Otro trabajo bien hecho. Satisfecho de haber salido de una situación tan comprometida airoso y con sólo unos rasguños en la cara, se pone en marcha hasta donde dejó la moto para ir a casa. Justo cuando da con ella, recibe un mensaje de Jim.

—VEN.

<<Raro…>>. Mayúsculas amenazantes, sin sus iniciales… Resopla molesto, porque lo que más quiere ahora es llegar a casa para asegurarse de que Jeanne está bien. ¿Y si el mensaje era por ella, porque Jim ha ido a su casa y se la ha encontrado? Pero no… Cada vez que Jim le manda un mensaje citándolo era para ir siempre a su casa. Así que no puede ser eso. Decide no darle más vueltas a la cabeza, arranca la moto y se dirige al piso del jefe.

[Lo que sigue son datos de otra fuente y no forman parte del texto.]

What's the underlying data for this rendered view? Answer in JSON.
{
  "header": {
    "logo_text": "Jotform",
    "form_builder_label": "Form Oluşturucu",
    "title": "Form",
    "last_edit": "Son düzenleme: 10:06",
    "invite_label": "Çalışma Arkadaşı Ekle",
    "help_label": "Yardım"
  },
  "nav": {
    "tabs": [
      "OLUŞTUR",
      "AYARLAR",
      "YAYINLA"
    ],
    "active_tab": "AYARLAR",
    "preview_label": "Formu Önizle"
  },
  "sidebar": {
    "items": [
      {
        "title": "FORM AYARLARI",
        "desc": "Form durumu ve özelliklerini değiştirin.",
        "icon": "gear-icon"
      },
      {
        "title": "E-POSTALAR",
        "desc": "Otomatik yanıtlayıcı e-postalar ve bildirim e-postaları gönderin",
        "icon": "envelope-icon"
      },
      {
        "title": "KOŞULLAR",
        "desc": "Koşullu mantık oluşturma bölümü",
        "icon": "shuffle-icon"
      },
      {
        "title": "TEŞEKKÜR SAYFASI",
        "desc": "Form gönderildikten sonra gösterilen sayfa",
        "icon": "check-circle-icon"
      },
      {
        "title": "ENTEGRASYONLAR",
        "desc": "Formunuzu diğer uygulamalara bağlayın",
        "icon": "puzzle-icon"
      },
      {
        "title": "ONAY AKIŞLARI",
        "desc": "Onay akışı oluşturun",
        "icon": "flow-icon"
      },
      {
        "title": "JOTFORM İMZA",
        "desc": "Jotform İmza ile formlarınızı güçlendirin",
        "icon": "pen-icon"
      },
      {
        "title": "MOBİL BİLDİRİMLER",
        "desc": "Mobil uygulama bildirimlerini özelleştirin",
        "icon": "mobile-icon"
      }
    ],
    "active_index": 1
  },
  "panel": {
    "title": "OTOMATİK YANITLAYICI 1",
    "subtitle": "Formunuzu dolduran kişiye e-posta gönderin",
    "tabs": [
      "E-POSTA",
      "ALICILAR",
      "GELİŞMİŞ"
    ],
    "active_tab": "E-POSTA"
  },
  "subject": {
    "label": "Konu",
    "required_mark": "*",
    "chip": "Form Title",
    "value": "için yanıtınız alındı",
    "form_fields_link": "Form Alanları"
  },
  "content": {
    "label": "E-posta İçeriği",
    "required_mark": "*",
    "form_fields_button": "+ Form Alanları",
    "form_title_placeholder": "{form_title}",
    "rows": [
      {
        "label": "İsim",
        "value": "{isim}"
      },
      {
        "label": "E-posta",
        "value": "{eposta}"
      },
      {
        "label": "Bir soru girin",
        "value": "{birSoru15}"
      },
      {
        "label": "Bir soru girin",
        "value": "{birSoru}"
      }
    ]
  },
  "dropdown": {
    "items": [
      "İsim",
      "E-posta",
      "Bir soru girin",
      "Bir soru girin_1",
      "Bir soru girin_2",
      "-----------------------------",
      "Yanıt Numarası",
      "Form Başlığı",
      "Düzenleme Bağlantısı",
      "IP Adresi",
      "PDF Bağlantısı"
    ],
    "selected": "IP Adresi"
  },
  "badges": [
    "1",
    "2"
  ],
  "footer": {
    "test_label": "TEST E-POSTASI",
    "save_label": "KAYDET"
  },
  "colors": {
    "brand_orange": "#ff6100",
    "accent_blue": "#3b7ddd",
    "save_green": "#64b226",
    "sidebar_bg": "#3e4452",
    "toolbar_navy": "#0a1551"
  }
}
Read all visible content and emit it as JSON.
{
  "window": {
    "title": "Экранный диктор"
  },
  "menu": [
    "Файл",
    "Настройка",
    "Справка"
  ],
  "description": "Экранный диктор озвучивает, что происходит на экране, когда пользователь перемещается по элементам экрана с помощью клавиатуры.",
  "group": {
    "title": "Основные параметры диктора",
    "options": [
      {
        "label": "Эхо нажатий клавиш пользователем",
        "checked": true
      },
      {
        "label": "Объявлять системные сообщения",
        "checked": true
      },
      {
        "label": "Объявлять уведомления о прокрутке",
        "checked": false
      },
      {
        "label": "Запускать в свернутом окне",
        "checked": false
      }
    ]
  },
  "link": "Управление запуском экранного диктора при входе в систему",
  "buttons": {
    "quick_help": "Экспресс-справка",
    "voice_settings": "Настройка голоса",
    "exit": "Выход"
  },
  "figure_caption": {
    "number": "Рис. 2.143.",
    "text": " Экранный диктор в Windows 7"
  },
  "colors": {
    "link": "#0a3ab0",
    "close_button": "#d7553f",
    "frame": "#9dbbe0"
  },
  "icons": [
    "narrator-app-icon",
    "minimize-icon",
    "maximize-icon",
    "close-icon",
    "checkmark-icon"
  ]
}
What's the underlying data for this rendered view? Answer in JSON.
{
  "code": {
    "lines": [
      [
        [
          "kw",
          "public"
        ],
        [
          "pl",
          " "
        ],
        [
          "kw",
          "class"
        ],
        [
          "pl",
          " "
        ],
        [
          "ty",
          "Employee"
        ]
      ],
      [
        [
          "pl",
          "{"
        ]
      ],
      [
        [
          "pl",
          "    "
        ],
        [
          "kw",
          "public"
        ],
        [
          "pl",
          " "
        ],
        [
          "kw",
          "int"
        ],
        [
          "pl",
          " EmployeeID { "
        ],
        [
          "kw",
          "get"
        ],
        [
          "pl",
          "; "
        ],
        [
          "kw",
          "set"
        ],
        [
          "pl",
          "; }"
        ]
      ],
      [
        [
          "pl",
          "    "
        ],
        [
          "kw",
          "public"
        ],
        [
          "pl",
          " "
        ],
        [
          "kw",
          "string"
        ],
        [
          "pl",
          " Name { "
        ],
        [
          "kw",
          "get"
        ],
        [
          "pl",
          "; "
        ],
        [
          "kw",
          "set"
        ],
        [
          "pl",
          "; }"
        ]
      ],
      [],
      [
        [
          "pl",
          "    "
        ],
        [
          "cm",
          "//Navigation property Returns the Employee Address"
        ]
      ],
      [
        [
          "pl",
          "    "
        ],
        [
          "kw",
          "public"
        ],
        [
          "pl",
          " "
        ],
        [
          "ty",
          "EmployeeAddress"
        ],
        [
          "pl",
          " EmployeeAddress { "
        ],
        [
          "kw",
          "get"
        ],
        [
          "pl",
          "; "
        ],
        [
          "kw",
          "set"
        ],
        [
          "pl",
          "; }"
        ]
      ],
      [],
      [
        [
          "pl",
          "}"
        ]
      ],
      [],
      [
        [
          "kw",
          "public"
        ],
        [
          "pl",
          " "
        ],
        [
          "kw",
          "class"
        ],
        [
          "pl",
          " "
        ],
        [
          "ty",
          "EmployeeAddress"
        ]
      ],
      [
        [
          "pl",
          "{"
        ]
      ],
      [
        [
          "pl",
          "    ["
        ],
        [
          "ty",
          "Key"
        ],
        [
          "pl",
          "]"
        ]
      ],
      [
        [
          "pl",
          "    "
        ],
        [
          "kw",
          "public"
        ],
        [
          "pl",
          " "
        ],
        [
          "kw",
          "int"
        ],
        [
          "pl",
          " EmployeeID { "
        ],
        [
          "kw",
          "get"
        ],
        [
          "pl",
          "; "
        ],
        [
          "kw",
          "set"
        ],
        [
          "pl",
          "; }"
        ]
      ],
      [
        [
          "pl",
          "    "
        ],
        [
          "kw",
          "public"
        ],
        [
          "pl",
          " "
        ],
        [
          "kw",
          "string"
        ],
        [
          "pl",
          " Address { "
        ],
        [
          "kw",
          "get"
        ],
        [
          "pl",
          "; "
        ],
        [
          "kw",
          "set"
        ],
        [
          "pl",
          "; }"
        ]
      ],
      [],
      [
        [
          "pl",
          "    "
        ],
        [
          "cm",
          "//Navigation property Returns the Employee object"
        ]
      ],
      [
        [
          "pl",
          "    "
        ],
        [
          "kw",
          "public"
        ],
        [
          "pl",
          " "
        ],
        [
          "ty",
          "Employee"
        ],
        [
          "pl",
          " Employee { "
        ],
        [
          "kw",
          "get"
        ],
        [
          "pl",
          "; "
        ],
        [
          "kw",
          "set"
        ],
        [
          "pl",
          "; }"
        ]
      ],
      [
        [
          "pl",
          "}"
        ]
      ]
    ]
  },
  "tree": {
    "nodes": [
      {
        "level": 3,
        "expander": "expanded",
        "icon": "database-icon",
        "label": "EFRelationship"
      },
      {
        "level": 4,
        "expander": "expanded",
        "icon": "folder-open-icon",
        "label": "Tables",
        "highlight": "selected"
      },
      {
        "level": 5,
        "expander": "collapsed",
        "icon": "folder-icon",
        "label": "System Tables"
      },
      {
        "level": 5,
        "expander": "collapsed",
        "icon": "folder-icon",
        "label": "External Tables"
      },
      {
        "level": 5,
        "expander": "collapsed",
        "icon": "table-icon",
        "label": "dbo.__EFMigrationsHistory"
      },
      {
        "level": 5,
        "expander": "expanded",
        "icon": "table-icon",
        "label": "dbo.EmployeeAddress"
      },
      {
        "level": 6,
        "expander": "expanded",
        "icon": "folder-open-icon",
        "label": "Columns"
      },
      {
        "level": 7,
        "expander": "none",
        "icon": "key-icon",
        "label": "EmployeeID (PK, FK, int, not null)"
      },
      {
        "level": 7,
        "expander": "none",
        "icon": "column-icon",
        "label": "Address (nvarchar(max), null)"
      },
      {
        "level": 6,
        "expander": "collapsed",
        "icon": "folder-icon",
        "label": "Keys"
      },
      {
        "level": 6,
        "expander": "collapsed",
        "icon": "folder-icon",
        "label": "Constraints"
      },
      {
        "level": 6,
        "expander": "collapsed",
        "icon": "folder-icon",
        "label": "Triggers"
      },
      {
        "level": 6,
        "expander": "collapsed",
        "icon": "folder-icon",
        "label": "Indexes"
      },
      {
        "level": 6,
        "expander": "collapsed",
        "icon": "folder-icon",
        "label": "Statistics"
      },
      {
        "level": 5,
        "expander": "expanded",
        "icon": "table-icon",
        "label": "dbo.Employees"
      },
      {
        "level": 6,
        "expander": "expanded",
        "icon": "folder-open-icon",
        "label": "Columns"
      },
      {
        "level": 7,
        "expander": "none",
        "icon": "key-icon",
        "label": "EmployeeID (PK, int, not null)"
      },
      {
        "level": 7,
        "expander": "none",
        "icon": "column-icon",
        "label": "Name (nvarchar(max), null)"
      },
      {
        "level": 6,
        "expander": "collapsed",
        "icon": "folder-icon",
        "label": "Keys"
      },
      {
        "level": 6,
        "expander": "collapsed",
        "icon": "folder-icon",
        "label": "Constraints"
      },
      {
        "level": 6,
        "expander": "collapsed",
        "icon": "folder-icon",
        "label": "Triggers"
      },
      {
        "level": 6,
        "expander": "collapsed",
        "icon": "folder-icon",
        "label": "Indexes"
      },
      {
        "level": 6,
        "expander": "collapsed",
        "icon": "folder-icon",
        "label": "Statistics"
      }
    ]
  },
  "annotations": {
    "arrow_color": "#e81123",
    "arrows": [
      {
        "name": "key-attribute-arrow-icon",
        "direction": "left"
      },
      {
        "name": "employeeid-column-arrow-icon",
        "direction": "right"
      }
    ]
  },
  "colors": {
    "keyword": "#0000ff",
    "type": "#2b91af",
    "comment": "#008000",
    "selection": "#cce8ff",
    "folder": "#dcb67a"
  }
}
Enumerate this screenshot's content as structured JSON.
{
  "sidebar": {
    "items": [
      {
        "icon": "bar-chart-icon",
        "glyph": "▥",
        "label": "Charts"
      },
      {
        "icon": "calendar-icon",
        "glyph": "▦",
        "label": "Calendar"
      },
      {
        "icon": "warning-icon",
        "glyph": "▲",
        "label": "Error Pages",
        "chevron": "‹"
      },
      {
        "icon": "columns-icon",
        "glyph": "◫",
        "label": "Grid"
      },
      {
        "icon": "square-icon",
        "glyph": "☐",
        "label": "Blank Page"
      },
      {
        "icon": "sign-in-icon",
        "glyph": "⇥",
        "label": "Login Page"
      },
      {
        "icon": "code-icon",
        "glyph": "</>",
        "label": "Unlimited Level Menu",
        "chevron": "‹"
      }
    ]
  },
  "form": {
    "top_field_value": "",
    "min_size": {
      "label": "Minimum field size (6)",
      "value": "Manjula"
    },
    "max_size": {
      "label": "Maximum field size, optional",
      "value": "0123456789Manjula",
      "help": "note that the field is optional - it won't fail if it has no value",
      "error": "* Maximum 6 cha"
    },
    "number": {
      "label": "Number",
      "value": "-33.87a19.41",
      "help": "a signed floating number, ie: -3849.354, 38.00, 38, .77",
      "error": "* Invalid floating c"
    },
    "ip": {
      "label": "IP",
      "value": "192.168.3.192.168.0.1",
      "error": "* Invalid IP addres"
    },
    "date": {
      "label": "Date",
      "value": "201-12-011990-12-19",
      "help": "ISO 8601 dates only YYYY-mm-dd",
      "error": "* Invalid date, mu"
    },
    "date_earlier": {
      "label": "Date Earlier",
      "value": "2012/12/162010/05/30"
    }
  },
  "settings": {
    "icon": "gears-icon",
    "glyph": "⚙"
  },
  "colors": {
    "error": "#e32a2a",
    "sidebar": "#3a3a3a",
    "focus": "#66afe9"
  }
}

Le asusta más que nunca la fachada blanca de su casa. Apaga el motor de la moto una vez aparcada y sube con parsimonia los peldaños de la entrada. Cuando abre, la casa está casi a oscuras y silenciosa; sólo algunas bombillas de tonos anaranjados le dan calidez a la entrada, el salón y el despacho. No sabe si llamar a Jim o esperar a que este aparezca. Le desconcierta el silencio que hay, y le consuela el hecho de no ver sangre por las paredes y el suelo ni signos de lucha. La idea de que Jim podría haber encontrado a Jeanne esta noche se extingue de sus pensamientos con fugacidad.

—¡¡POR FIN!!

De repente Jim aparece en lo alto de las escaleras. Seb resopla y hace una mueca. <<Joder… Está borracho>>.

—Jim, son las cinco de la mañana y estoy muy, muy cansado —pronuncia lentamente y con énfasis esas últimas palabras—. ¿Qué pasa? Quiero irme a casa.

Jim le manda callar con un siseo irregular y empieza a bajar alegre las escaleras. Cuando casi se resbala para en seco, deja a un lado la alegría y se dice a sí mismo que debe bajar con más cuidado y muchísimo más despacio.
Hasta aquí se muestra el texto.